Na minha primeira prática no parque, cheguei com todo meu ego, distrações, preconceitos, desconfianças, uma criança assustada, um adulto julgador.
Fui apenas atrás de alguns alongamentos, em um domingo de manhã, logo eu, que detesto acordar cedo. Mal sabia eu, que acordaria nos próximos domingos, por semanas, meses e agora por quase dois anos. E nos poucos domingos que não acordei fiquei com aquela sensação, sabe? Aquela que você deveria ter feito, ia me fazer bem, mas a preguiça venceu.
Nada fez sentido nas primeiras vezes, era difícil de mais me concentrar, tudo era julgamento, tudo era "besteira", mas no próximo domingo eu estava lá, de novo. E se não tinha prática porque choveu ou esfriou, ficava um vazio.
O mesmo vazio dos meus dias de semana, que eu preenchia com besteiras, televisão, qualquer distração que não precisava de esforço.
O yoga ensina no silêncio.
Ensina sem impor respostas.
Vai retirando, camada por camada, aquilo que não somos, ensinando a silenciar as distrações, a se reconhecer como parte do divino. A ser o observador.
Foi assim que encontrei muito mais do que uma prática.

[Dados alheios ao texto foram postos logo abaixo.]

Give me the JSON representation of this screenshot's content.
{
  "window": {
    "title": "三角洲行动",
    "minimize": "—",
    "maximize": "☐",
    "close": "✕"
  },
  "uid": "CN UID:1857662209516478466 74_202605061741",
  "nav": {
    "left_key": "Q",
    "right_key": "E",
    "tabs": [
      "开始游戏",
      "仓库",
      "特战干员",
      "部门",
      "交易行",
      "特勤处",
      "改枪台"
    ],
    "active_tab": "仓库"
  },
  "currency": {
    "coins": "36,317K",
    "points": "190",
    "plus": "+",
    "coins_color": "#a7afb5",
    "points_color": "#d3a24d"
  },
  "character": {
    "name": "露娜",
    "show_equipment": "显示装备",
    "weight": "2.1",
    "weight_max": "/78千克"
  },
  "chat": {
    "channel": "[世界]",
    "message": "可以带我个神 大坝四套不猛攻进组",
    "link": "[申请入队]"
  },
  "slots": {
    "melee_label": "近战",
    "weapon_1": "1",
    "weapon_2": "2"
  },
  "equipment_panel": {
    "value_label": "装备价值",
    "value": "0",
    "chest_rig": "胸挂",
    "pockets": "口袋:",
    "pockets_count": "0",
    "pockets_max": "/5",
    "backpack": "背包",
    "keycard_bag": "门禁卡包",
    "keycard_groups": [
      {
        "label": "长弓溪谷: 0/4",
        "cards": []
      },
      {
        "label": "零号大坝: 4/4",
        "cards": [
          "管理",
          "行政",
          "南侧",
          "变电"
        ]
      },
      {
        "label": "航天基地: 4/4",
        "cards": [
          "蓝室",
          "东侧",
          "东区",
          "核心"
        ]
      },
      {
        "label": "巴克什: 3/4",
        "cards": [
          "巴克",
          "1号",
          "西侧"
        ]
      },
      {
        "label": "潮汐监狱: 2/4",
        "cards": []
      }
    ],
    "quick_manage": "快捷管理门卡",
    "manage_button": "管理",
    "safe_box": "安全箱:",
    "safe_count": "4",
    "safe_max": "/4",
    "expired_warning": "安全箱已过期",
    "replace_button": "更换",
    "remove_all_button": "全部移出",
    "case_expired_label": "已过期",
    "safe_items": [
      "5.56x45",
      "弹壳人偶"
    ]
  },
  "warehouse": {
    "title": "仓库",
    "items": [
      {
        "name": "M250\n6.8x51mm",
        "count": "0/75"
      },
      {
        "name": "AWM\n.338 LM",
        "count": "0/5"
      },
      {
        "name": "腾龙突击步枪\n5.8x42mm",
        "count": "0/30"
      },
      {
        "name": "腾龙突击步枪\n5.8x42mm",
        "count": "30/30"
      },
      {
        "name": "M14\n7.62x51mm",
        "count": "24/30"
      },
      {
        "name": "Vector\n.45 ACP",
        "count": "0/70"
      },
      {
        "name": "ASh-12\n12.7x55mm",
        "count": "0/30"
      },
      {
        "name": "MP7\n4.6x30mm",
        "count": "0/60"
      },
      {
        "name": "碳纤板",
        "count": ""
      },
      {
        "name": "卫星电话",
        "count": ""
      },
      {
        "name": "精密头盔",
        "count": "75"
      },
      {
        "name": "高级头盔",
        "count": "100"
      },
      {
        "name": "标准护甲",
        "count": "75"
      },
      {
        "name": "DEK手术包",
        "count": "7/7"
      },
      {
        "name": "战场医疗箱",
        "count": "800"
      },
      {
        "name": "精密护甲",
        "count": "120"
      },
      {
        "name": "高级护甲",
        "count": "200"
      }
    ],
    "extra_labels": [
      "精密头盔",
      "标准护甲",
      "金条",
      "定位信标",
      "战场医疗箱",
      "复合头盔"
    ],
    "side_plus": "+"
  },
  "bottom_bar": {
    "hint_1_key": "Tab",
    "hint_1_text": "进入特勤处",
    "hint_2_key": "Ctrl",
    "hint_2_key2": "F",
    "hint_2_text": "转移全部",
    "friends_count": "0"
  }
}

Me reencontrei, encontrei pessoas. Encontrei comunidade. Encontrei um lugar onde não era preciso provar nada para ninguém.
O Movimento Sādhaka me mostrou que a transformação não acontece só em grandes acontecimentos, mas na coragem de voltar. De estender o tapete mais uma vez. De sentar em silêncio mais uma vez. De respirar mais uma vez.
Hoje percebo que eu nunca fui ao parque apenas para praticar Yoga.
Eu ia para me encontrar.
E continuo indo.
Porque, às vezes, tudo o que precisamos é de um domingo de manhã (com sol de preferência), um tapete no chão e pessoas dispostas a caminhar juntas, lembrando umas às outras daquilo que jamais deveria ser esquecido: a presença.
Com amor e gratidão,
Pedro Loureiro
"Que todos os seres sejam felizes.
Que todos estejam livres de doenças e sofrimentos.
Que todos vejam o que é auspicioso.
Que ninguém sofra ou experimente a miséria."